Research in the area of privacy of data analysis has been flourishing recently, with a rigorous notion such as differential privacy regarding the desired level of privacy and sanitizing algorithms matching the definition for many problems. Most of the work in the area assumes that the data to be sanitized is fixed. However, many applications of data analysis involve computations of changing data, either because the entire goal is one of monitoring, e.g., of traffic conditions, search trends, or incidence of influenza, or because the goal is some kind of adaptive optimization, e.g., placement of data to minimize access costs.

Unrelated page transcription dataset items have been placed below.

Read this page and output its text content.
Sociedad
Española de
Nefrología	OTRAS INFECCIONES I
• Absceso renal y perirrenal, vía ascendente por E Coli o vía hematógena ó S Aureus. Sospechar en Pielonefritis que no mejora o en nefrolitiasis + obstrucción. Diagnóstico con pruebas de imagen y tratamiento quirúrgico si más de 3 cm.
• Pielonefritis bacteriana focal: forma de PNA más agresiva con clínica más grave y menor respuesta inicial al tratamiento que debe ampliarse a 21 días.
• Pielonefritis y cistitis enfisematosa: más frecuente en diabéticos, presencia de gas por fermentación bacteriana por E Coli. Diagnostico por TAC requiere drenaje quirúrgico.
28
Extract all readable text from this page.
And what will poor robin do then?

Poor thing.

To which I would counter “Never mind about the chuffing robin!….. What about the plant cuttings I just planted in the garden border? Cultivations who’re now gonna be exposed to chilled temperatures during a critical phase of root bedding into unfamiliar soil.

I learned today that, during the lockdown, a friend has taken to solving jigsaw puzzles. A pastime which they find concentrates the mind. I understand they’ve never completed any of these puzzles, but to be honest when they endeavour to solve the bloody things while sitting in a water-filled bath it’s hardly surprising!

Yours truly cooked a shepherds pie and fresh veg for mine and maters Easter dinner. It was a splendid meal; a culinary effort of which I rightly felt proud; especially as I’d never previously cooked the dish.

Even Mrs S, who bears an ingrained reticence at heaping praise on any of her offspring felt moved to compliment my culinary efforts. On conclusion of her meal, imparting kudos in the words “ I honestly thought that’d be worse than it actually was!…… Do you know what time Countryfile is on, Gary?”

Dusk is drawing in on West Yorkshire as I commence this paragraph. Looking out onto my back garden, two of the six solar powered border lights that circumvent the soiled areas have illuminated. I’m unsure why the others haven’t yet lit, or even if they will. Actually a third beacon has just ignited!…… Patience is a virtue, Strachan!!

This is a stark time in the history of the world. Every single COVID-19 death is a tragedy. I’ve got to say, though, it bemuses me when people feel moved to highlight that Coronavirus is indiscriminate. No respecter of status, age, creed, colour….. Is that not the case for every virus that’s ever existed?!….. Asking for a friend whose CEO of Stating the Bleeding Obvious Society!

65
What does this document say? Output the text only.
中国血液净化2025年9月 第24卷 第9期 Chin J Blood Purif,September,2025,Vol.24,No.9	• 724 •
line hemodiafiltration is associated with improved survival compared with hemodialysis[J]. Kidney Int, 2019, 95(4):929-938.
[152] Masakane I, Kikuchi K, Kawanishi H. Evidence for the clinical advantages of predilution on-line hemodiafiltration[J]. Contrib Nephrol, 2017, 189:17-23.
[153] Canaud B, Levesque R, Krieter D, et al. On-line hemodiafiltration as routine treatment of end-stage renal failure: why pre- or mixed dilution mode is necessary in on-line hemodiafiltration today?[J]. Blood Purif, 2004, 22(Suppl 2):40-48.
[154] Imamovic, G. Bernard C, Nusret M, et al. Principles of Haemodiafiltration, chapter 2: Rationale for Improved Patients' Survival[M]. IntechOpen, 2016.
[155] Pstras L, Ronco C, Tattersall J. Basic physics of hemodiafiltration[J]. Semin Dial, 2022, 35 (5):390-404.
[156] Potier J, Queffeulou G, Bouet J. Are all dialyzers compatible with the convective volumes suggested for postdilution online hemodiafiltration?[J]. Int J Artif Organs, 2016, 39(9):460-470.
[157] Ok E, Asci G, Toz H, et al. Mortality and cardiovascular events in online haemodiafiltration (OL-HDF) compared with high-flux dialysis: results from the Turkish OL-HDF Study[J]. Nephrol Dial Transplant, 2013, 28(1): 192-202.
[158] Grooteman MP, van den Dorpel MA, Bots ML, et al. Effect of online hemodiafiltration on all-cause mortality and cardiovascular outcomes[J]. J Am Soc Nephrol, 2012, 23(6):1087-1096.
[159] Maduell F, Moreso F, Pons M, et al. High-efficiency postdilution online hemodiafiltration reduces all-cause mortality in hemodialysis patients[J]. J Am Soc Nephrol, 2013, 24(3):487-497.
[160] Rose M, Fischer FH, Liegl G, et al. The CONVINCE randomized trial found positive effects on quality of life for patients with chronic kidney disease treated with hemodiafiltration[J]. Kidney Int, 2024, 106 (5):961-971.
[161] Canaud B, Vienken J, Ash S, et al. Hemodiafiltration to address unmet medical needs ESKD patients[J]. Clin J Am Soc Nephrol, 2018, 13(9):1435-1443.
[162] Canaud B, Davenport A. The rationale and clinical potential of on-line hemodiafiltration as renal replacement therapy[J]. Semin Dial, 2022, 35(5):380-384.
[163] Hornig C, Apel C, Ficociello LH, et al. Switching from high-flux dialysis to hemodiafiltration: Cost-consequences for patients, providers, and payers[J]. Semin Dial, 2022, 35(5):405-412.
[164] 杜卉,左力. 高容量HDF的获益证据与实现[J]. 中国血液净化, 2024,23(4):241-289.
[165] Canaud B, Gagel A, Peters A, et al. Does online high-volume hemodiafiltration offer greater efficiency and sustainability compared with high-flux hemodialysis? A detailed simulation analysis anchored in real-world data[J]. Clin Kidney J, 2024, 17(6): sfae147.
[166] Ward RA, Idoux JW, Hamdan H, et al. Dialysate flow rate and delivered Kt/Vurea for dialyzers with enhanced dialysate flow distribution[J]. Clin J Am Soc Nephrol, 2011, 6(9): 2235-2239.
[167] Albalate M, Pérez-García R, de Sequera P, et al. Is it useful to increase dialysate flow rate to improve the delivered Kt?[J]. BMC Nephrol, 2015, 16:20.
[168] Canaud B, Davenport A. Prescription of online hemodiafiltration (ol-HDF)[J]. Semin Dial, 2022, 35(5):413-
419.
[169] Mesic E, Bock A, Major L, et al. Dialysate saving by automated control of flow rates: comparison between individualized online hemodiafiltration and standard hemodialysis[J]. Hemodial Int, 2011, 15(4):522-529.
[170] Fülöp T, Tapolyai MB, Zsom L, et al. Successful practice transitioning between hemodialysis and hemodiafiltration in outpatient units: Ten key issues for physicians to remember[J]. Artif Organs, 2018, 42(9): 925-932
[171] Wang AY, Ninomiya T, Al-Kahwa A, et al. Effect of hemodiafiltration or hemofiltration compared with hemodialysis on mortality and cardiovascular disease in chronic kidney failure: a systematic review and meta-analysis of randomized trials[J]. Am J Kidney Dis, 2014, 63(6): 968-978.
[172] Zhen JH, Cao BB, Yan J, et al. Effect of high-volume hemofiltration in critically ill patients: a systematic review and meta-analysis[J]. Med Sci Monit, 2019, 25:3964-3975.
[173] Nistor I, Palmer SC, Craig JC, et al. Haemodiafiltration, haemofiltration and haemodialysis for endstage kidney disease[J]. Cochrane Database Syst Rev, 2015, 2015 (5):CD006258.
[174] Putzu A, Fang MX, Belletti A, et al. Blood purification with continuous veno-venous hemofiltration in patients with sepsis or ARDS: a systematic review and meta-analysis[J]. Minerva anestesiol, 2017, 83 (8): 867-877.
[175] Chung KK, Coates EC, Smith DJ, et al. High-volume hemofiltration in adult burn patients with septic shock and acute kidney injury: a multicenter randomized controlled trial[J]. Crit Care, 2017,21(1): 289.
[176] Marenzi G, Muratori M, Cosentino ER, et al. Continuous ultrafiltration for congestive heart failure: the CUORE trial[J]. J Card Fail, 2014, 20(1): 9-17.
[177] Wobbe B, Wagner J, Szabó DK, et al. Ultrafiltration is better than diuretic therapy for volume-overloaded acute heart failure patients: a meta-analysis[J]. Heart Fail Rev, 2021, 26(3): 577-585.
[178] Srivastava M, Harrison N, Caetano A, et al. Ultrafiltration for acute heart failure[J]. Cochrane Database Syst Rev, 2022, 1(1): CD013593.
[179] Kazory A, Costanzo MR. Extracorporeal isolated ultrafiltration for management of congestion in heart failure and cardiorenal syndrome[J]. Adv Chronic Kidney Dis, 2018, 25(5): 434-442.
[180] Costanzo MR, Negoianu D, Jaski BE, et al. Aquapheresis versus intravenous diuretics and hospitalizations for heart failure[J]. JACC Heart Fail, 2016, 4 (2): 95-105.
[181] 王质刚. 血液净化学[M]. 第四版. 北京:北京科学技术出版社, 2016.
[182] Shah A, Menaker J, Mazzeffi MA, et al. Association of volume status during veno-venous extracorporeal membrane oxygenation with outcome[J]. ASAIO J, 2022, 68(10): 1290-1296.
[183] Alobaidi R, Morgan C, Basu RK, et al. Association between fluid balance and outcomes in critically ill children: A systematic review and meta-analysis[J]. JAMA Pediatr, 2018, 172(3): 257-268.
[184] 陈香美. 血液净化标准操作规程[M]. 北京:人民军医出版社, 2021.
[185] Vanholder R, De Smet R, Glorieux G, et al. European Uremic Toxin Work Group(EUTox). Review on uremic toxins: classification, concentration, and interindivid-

In this talk I will describe work on providing guarantees for dynamically changing data. Issues that arise include:

• How to provide privacy even when the algorithm has to constantly output the current value of some function of the data (Continual Observation)
• How to assure privacy even when the internal state of the sanitizer may be leaked (Pan Privacy). Here we aim to design algorithms that never store sensitive information about individuals, so in particular collectors of confidential data cannot be pressured to permit data to be used for purposes other than that for which they were collected.

One problem we will concentrate on is that of providing a a public `counter' that counts the number of times a resource has been accessed, but does not leak any information about the presence or absence of individual increments.

Based on joint papers with Cynthia Dwork, Toni Pitassi, Guy Rothblum and Sergey Yekhanin.